I spoke to a therapist last week who told me that he’d like to see me be more joyful. I told him that “joy” wasn’t exactly my thing. I don’t mean to sound like Eeyore; I have moments of great happiness, of course. But I’m not exactly a Tigger by nature. I think of joy as something sustained, possibly even something constitutional. I think of joy as a different vibration than the one on which I generally function. But yesterday morning, I felt that I was edging closer to something resembling joy.
Friends of ours have a beach house in Malibu for a couple of weeks and we went out to visit them. The picture above is of T with their daughter Amara. Scott took T into the ocean until they were practically underwater and I don’t think I’ve ever seen either of them have quite so much fun. I napped with the baby afterward and his hair smelled like the sea. I thought of telling the therapist that I was a quick study and our work was done.

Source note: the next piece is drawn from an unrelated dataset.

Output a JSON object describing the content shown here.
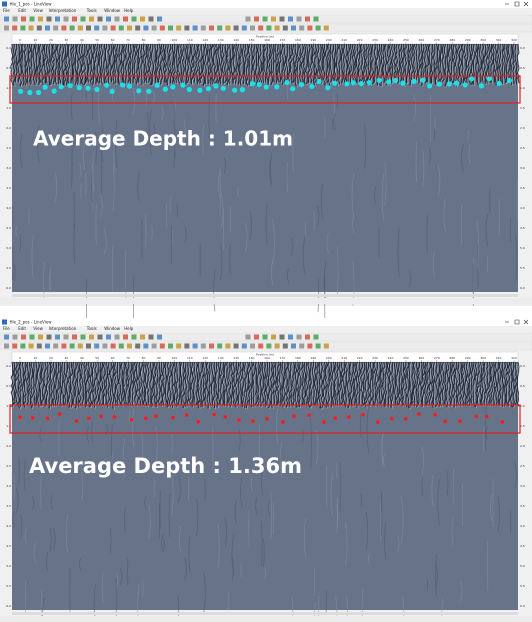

Then our babysitter came by and Scott and I went to have some yogurt and pick up the NYTimes to see my Modern Love column, “Finding Marriage Without Losing a Self.” Reading my first NYTimes byline wasn’t quite as joy-inducing as an ocean-scented baby, but it sure didn’t suck.
Then I had a fun time reading at the Tongue and Groove series at the Hotel Cafe, with J. Ryal Stradhal, Chiwan Choi, Rich Ferguson and Holland on her uke. Scott and I stopped at Mia Sushi, our fave local spot, on the way home and followed that by staying up too late watching True Blood. Scott only complained about there not being enough bare boobies to make up for it being a horrible chick show sixteen times as opposed to his usual thirty. Joy!
Baby, friends, ocean, nap, fro-yo, words, sushi, True Blood. Seriously, joy.